La loro ‘’damnatio memoriae’’, comunque, non mi stupisce affatto, considerato che dopo la loro sconfitta – purtroppo – in Sardegna non cambiò quasi nulla e quando Michele Obino, dopo tanti anni, poté infine ritornare nella sua isola con un progetto benefico che gli fu rifiutato, fu tanto deluso da voler ritornare a vivere e morire a Parigi. Si tratta di un episodio estremamente importante ed esemplificativo della delusione di un grande uomo e patriota, di un erudito sardo da non dimenticare.

Domanda: Cosa dire con un breve messaggio in particolare ai giovani studenti per celebrare la ricorrenza del 28 aprile, “festa della liberazione” dei sardi dall’oppressione feudale dei barones filo piemontesi?

Risposta: Il mio messaggio ai giovani studenti sardi è di amare e proteggere la propria Isola. Studiare e guardare al passato per prendere esempio dai grandi patrioti – oggi purtroppo un po’ dimenticati – che spesero la propria vita studiando, indignandosi per le ingiustizie del feudalesimo, consacrandosi alla difesa dei diritti di tutti. ‘’Libertà, uguaglianza e fratellanza’’ guidò questi grandi personaggi che rinunciarono a tutto – famiglia, patria, beni materiali, lavoro – per tali ideali, con generosità e spirito di abnegazione.

Spero tanto che i giovani accolgano tale mia speranza, insieme all’impegno di non dimenticare gli sforzi compiuti dai patrioti, leggendo, informandosi, onorandoli in Sardegna e all’estero per non spegnere la fiaccola che stiamo mantenendo accesa.

Domanda: Quale sarà il tuo prossimo contributo alla ricerca storica? Riguarderà ancora gli anni angioyani?
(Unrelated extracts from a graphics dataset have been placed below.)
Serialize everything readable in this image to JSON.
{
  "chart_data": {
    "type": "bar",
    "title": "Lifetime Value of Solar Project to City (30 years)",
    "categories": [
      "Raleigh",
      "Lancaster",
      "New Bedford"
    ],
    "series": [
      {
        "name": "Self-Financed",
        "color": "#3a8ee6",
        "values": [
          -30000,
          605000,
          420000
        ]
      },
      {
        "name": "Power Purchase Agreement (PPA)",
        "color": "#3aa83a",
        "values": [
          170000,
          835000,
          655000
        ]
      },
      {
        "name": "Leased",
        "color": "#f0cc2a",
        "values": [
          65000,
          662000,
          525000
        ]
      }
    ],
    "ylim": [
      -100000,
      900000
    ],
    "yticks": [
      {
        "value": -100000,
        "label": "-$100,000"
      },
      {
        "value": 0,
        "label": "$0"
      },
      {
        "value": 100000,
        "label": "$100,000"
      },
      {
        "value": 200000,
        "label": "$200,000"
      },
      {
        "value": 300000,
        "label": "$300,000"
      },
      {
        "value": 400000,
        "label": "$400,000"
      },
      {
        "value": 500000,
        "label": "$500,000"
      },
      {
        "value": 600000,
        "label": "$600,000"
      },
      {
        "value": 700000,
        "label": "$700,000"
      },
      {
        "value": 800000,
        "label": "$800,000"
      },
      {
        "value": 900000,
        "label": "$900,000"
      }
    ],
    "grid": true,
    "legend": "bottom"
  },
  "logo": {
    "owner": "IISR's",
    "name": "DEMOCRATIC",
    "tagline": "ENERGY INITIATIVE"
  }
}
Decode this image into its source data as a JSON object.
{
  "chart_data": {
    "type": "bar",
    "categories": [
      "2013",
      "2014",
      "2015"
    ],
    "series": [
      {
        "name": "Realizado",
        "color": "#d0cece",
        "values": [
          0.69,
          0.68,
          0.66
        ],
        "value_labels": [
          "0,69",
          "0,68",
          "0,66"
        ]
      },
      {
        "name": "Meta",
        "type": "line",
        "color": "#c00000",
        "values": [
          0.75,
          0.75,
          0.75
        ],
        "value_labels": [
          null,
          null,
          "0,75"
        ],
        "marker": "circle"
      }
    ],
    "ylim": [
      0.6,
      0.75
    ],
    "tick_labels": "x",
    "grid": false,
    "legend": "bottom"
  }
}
Risposta: Il mio prossimo contributo alla ricerca storica riguarda un medico illuminato nativo di Arbus, amico di Angioy, Simon, Obino: il dottor Pietro Antonio Leo. Fu un instancabile studioso intollerante ai pregiudizi contro la Sardegna e dei metodi imperanti di una falsa medicina, come ad esempio i salassi.

 Intuitivo e coraggioso, benché privo di grandi mezzi, viaggiò in Italia e all’estero al fine di specializzarsi alimentando la sua smisurata sete di sapere. Si spense a Parigi – dove si era recato per studio – a soli 39 anni e le sue tracce si perdono nella Chiesa parigina di Saint-Sulpice dove ricevette funerali cristiani.